Osservo la nostra bellissima terra di Francia. TGV e TER mi cullano dalle valli ai prati, dal caldo Nord al soleggiato Sud, dalle nebbiose mattine ai tramonti incendiari. Ogni volta scopro tesori di pietra. E tesori degli esseri. Non posso nominarli tutti, questi volti di preti, monaci, donne, uomini di buona volontà, tutti pronti per l'audacia di intraprendere, per l'energia del fare, per la fiducia che dal creato può nascere bellezza e che da questa bellezza è un dono da fare al nostro mondo. Che la materia può essere trasfigurata quando serve lo spirituale. Che l'arte è il complemento della fede.
Con questi sponsor mi rendo conto più che mai che la vigilanza nella bellezza è una delle chiavi della trasmissione. Come nella basilica di Saint-Avold dove ho trasformato una volta imbruttita dal tempo in una cupola stellata davanti ai nostri occhi stupiti di bambini, dove ho realizzato un corpo illuminante che non era un semplice portacandele, ma il manto della Vergine in cui metterà la fiamma della nostra fiducia e del nostro abbandono. Il mio occhio vede, pensa, crea attraverso gli occhi di tutte le generazioni a venire.
Ma soprattutto, divento ogni giorno più consapevole dell'incorruttibilità del Mistero, nonostante le degradazioni del mondo e la sua violenza. È stato il bronzo a cominciare a indicarmelo proiettando il mio sguardo oltre il futuro familiare. E poi ho scavato nei tesori del passato per unire opere antiche con un gesto contemporaneo, nella gioielleria. La mia percezione del tempo si è estesa all'infinito e ho aperto gli occhi su una realtà che superava completamente la temporalità della mia vita.
“La luce splende nelle tenebre, e le tenebre non l’hanno fermata. » Giovanni 1,5.

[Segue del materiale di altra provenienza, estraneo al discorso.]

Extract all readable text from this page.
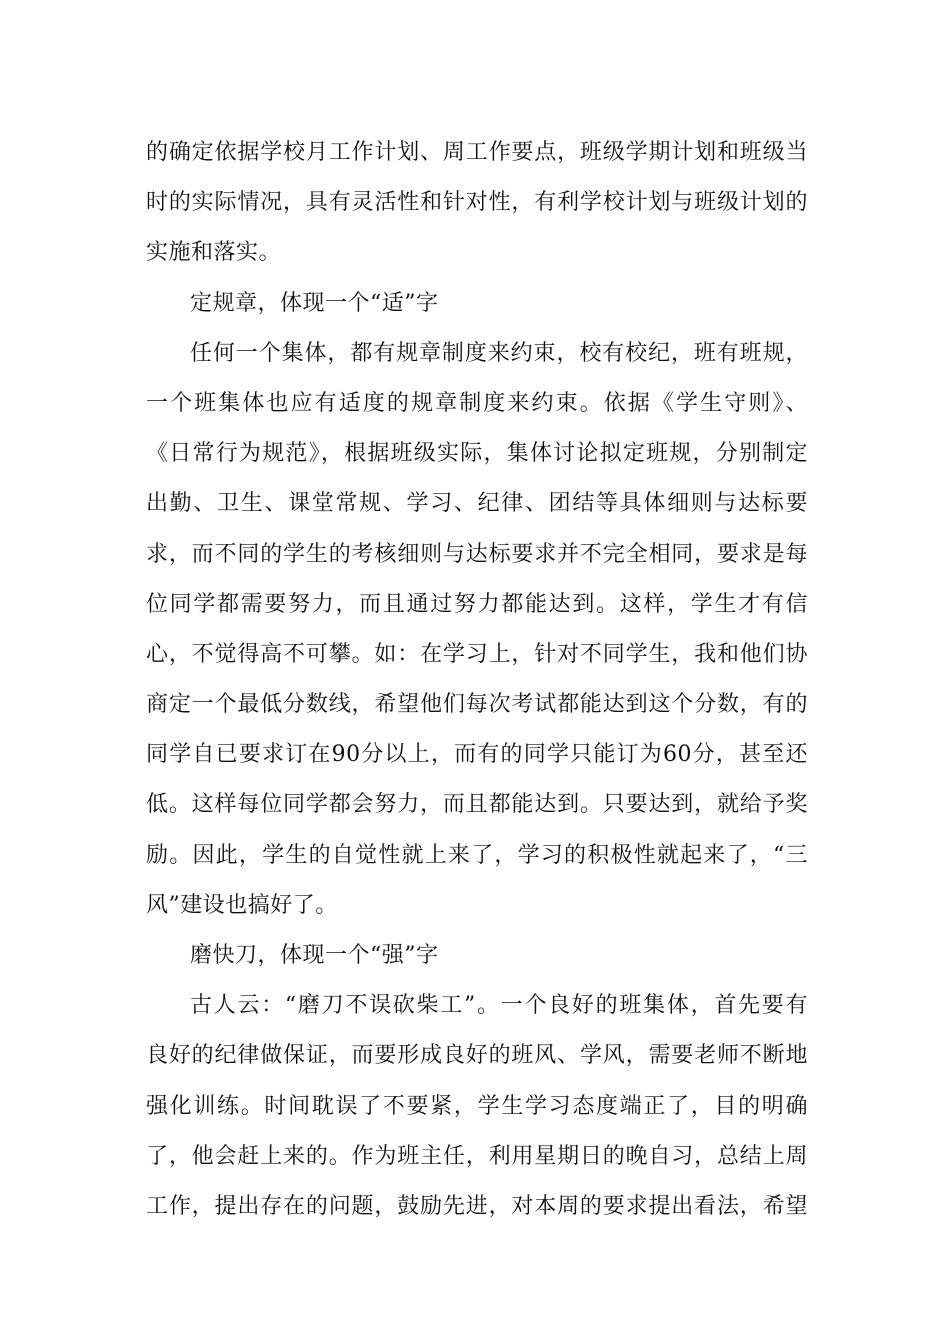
的确定依据学校月工作计划、周工作要点，班级学期计划和班级当
时的实际情况，具有灵活性和针对性，有利学校计划与班级计划的
实施和落实。
定规章，体现一个“适”字
任何一个集体，都有规章制度来约束，校有校纪，班有班规，
一个班集体也应有适度的规章制度来约束。依据《学生守则》、
《日常行为规范》，根据班级实际，集体讨论拟定班规，分别制定
出勤、卫生、课堂常规、学习、纪律、团结等具体细则与达标要
求，而不同的学生的考核细则与达标要求并不完全相同，要求是每
位同学都需要努力，而且通过努力都能达到。这样，学生才有信
心，不觉得高不可攀。如：在学习上，针对不同学生，我和他们协
商定一个最低分数线，希望他们每次考试都能达到这个分数，有的
同学自已要求订在90分以上，而有的同学只能订为60分，甚至还
低。这样每位同学都会努力，而且都能达到。只要达到，就给予奖
励。因此，学生的自觉性就上来了，学习的积极性就起来了，“三
风”建设也搞好了。
磨快刀，体现一个“强”字
古人云：“磨刀不误砍柴工”。一个良好的班集体，首先要有
良好的纪律做保证，而要形成良好的班风、学风，需要老师不断地
强化训练。时间耽误了不要紧，学生学习态度端正了，目的明确
了，他会赶上来的。作为班主任，利用星期日的晚自习，总结上周
工作，提出存在的问题，鼓励先进，对本周的要求提出看法，希望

Non siamo solo quello che siamo. Siamo una lunga schiera che si allunga da 2000 anni sulle orme di un solo uomo, e che ripete, riprende, riesamina con instancabile fiducia le parole del Vangelo. Non siamo solo le nostre voci, che cantano o combattono, siamo il lungo canto salmodico che sale verso l'abbraccio ombroso del cielo. L'acqua battesimale che scorre sulla fronte e si mescola alla santa dolcezza del Crisma è cambiata per sempre. Ci basta affrontare questo Mistero divino, che arde come una brace nel profondo del nostro cuore, per aprire con delicatezza questa tenda dell’incontro nell’anima dei bambini. L'Eucaristia, come un sole maestoso, continuerà a sorgere sull'orizzonte bronzeo degli altari, per essere portata nel trionfo silenzioso degli ostensori, fondamentalmente insensibile al caos della Storia, alle sue assurdità o ai suoi attacchi, che non hanno né frutto né memoria. Perché irradia una luce assoluta e inesauribile.